Why the CFO and the CPO Need to be Best Friends

Once again, we find that the #1 priority placed on CPOs is cost savings capture.  In the recent release of Aberdeen’s CPO AGENDA FOR 2012, 75% of all survey respondents said that top-down pressure to cut costs was the top priority.

With this continual pressure to cut costs as the perennial top priority, CFOs and CPOs need to become best friends.


Cutting cost is the top CPO priority?  This is not surprising.  With competitive pressures and economic issues continually pounding on companies, it is no wonder that this would be the priority for every CFO.  However, the surprising statistic is that despite all the hard work and good things that the purchasing staffs accomplish, the average company only recognizes 25% of the negotiated potential savings with preferred vendors!

In our work with customers at CCP Global, we typically see 5-10% savings that result from the sourcing processes conducted by Purchasing.  If only 25% of negotiated contracts are used by a company’s employees, your organization is leaving a lot of “hard savings” left untouched.  Thats right!  YOUR organization.  We see this all the time when investigating savings capture opportunities with clients.

CFOs should take more accountability for this opportunity savings. It is not just a CPO issue.   “Maverick spending” can occur anywhere in the company.  Many times, the employees that are requesting items to be purchased do not have easy access to the right data to know who the preferred vendors are.  Despite the sophistication of the traditional ERP systems, many of the systems are just not user friendly.

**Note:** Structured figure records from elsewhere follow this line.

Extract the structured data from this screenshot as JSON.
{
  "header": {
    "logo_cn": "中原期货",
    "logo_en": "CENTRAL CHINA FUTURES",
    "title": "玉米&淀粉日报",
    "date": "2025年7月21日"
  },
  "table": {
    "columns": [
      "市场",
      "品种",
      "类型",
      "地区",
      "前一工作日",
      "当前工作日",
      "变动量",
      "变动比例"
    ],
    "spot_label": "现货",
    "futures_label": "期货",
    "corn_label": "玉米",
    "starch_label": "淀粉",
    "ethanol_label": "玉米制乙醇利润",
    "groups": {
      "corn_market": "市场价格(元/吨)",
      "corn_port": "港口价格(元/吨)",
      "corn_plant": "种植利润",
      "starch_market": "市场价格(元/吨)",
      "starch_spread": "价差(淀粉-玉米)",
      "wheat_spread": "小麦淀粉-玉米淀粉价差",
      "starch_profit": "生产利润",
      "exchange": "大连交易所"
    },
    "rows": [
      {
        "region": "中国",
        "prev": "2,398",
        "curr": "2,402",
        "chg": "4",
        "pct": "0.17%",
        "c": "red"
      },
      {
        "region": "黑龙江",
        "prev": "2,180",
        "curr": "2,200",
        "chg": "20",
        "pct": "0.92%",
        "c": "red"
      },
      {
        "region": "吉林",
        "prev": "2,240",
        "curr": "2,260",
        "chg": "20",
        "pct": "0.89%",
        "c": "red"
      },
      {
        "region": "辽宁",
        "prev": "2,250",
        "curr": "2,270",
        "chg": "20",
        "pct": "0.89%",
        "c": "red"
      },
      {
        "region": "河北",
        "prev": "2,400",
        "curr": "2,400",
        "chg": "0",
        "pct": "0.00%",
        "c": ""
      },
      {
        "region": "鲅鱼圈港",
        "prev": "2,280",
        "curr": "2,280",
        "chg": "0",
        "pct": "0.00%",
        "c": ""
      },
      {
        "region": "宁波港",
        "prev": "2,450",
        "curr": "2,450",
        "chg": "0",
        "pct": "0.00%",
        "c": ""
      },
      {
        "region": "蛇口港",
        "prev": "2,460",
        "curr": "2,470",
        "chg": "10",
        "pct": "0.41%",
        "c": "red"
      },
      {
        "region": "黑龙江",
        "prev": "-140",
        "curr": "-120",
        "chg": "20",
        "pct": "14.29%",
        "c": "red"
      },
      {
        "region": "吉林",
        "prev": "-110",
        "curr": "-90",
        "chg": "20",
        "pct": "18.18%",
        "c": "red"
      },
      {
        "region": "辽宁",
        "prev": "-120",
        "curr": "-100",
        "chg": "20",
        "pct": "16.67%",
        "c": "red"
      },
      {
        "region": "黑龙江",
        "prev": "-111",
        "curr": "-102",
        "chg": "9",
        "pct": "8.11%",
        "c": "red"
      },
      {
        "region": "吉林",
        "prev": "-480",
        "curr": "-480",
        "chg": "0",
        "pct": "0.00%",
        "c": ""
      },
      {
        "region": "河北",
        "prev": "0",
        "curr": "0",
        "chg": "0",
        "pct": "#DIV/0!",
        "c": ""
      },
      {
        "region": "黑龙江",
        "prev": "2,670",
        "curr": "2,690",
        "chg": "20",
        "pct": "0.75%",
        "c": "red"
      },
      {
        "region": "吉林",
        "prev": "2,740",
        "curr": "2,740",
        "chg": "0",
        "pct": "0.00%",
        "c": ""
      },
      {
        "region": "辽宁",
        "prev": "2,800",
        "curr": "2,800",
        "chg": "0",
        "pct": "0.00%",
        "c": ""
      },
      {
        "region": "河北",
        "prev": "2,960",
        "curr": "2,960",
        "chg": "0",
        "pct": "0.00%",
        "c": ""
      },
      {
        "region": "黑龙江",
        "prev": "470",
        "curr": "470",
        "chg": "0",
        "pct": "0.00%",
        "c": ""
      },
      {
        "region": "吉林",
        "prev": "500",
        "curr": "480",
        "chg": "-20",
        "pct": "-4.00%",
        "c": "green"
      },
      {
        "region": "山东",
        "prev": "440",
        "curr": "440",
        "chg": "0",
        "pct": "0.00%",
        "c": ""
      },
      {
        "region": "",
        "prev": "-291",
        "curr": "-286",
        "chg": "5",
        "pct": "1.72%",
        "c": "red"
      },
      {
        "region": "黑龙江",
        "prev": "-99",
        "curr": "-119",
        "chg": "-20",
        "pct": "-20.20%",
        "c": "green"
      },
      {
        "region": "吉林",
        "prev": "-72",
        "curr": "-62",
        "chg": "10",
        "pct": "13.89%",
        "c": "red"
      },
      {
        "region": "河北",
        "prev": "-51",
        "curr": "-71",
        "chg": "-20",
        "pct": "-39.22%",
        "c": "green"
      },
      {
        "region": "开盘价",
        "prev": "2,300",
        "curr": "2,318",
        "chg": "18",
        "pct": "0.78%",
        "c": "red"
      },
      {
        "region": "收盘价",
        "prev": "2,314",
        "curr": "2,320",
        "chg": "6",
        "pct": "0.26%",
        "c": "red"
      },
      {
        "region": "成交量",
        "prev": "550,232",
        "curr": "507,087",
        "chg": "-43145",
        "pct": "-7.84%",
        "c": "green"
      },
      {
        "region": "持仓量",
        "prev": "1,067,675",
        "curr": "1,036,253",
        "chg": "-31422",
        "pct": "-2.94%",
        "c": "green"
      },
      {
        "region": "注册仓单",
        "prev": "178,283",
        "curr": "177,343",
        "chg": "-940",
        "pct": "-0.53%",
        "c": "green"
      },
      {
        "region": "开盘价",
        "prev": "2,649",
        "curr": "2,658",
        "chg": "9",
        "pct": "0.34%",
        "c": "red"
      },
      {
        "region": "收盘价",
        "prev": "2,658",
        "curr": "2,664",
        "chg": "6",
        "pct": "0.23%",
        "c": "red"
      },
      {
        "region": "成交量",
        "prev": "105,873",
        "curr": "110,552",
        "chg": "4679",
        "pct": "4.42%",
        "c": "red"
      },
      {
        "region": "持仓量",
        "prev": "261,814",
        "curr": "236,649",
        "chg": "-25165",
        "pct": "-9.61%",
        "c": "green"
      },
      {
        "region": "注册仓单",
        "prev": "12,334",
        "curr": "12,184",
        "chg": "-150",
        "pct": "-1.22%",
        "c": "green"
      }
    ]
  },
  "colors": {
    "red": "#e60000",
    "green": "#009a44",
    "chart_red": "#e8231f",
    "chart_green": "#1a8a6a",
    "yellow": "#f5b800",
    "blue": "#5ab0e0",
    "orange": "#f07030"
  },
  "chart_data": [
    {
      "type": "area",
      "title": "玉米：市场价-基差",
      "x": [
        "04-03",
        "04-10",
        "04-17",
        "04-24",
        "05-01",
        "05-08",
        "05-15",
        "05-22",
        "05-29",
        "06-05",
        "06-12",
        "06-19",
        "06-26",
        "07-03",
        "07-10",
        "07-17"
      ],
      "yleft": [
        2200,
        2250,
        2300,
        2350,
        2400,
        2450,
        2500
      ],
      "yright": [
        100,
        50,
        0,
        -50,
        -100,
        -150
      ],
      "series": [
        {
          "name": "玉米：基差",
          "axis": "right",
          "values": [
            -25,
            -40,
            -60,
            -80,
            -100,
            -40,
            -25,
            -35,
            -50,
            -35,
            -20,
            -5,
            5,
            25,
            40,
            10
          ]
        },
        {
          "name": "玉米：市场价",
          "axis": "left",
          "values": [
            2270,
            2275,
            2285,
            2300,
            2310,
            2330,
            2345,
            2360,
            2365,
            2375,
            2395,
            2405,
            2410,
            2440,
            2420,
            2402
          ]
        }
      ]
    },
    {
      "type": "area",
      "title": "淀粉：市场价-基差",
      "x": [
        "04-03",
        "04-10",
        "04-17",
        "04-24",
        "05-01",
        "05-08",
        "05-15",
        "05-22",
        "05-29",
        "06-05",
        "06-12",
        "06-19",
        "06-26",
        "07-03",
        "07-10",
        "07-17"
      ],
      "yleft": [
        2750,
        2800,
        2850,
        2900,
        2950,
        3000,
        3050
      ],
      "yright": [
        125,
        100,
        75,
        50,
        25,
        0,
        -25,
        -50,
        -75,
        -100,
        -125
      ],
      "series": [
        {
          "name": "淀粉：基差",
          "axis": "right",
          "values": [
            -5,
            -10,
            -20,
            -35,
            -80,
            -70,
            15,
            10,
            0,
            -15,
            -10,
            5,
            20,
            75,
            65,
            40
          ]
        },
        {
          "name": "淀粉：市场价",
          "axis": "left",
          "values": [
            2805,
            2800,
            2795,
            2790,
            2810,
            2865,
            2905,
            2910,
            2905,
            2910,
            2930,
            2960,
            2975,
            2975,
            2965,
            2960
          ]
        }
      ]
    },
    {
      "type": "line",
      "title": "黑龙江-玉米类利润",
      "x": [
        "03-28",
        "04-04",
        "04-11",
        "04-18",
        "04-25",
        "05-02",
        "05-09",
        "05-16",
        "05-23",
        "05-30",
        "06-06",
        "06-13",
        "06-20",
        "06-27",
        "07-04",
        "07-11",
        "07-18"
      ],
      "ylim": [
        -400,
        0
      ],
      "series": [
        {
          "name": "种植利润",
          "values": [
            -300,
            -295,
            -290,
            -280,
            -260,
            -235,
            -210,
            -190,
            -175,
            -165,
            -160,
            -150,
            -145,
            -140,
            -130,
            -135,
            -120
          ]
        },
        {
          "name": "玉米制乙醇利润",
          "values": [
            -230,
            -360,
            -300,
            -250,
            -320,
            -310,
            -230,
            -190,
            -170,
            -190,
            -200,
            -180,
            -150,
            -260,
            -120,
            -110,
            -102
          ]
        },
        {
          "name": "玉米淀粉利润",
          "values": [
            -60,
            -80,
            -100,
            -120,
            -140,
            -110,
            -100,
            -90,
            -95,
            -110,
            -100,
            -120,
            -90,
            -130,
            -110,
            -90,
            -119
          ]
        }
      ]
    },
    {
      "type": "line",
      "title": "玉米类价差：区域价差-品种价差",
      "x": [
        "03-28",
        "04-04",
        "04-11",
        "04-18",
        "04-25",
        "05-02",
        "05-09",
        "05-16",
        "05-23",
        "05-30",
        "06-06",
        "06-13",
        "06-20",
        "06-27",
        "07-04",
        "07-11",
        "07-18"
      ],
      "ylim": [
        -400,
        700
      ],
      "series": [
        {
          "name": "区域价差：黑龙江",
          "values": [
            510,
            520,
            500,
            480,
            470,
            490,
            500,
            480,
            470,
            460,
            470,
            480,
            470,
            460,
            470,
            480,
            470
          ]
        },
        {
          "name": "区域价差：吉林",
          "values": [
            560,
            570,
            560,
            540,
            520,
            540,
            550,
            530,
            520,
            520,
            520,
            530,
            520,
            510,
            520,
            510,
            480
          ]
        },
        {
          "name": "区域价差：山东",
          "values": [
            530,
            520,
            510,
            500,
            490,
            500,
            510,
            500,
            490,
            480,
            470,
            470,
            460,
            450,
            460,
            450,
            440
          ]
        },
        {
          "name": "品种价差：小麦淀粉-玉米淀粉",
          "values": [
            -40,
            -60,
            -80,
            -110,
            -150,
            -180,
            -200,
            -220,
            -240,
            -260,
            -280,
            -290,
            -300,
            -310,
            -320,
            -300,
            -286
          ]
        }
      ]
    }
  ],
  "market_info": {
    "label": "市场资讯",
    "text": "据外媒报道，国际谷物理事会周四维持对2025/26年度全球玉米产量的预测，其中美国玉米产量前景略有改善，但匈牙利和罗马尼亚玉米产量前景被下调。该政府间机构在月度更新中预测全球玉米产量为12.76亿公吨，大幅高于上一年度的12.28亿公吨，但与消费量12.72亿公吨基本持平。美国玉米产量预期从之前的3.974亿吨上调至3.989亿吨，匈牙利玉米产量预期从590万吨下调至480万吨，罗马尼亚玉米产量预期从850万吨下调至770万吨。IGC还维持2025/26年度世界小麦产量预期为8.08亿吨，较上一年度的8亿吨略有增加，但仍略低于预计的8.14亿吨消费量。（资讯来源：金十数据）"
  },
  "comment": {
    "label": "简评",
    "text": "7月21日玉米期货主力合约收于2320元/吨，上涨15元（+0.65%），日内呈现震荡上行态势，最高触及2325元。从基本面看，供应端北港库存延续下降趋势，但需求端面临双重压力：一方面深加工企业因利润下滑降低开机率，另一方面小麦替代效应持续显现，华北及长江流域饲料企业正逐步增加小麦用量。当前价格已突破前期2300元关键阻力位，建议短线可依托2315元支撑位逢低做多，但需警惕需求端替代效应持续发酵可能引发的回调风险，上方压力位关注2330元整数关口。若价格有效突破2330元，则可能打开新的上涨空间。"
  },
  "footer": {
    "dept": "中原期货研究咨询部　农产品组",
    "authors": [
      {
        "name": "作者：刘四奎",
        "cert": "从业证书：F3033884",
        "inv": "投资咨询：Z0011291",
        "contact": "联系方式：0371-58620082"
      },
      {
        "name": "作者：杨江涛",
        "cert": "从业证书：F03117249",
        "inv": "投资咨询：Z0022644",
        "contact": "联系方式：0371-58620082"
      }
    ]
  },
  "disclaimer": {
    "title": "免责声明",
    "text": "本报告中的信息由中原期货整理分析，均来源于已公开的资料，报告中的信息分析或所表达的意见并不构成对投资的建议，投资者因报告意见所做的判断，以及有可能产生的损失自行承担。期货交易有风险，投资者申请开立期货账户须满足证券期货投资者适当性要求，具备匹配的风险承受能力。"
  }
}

The old model of initiating a requisition in purchasing doesn’t take advantage of the ease-of-use that the leading SaaS technologies now offer.  Older ERP technologies require weeks of training to use and are not intuitive for employees that have not gone through the training.  Employees want to use tools at the office that are as easy as shopping at home on Amazon.com or Google.com.

This is the key to reducing “maverick spending”!  CFOs need to empower the employees with tools that are as modern as what they use at home.  High user adoption will drive more spending through the SaaS tools and provide both the CFO and the CPO with significantly greater, “real-time” visibility to spending.

We are now back to “you can’t control what you can’t see”.   CFOs have the power to influence the IT and Purchasing organizations to adopt these SaaS tools.  The choice delivers a high ROI, fast payback technology and will bring cost savings to a reality very quickly.